Initial velocity (u) = 36.0 m/s (upward)
Gravity acceleration (g) = 2.00 m/s^2

a) To find the time (t) when the velocity is 12.0 m/s upward:
We can use the equation of motion: v = u + at
Rearranging the equation, we have t = (v - u) / a
Substituting the given values, we get:
t = (12.0 m/s - 36.0 m/s) / (-2.00 m/s^2)
t = (-24.0 m/s) / (-2.00 m/s^2)
t = 12.0 s

Therefore, the ball has a velocity of 12.0 m/s upward at 12.0 seconds.
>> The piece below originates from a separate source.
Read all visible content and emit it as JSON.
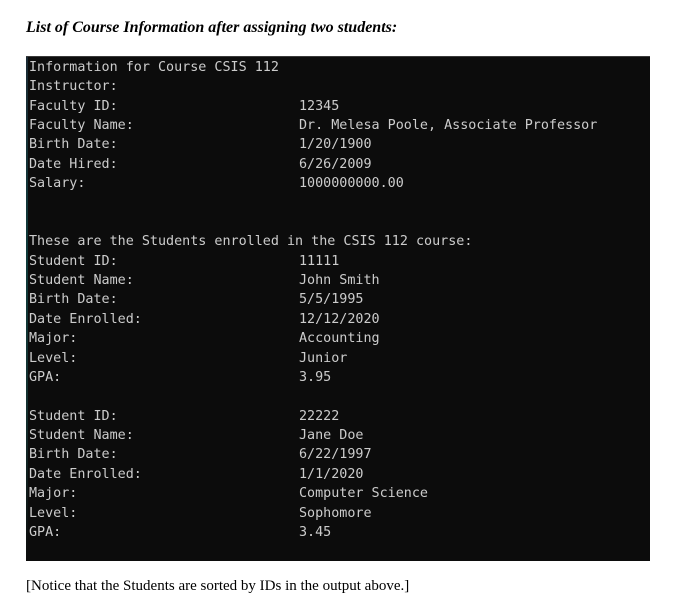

b) To find the time (t) when the velocity is 12.0 m/s downward:
Using the same equation as above, but this time with negative values for the velocity and acceleration, we get:
t = (12.0 m/s - 36.0 m/s) / (2.00 m/s^2)
t = (-24.0 m/s) / (2.00 m/s^2)
t = -12.0 s

However, time cannot be negative in this case, as it represents a physical quantity. Therefore, there is no valid solution for this question.

c) To find the time (t) when the velocity of the ball is zero, we use the equation v = u + at:
0 = 36.0 m/s - 2.00 m/s^2 * t
Solving for t, we get:
t = 36.0 m/s / 2.00 m/s^2
t = 18.0 s

Therefore, the velocity of the ball is zero at 18.0 seconds.

d) Displacement (s) is the position of an object relative to its starting point. To find the time when the displacement is zero, we need to find the highest point of the ball's trajectory. At the highest point, the velocity is zero. Therefore, the displacement is zero when the velocity is zero.
Referring back to part c), the displacement is zero at 18.0 seconds.

e) The acceleration of a freely falling object near the Earth's surface is always directed downward and is equal to the acceleration due to gravity, which is 2.00 m/s^2 in this case.
Therefore, the magnitude of acceleration when the ball is moving upward is 2.00 m/s^2, directed downward.

f) Similarly, when the ball is moving downward, the magnitude of the acceleration remains 2.00 m/s^2, directed downward.

g) At the highest point of the ball's trajectory, the velocity is zero. Therefore, the acceleration is still acting downward with a magnitude of 2.00 m/s^2 and directed downward.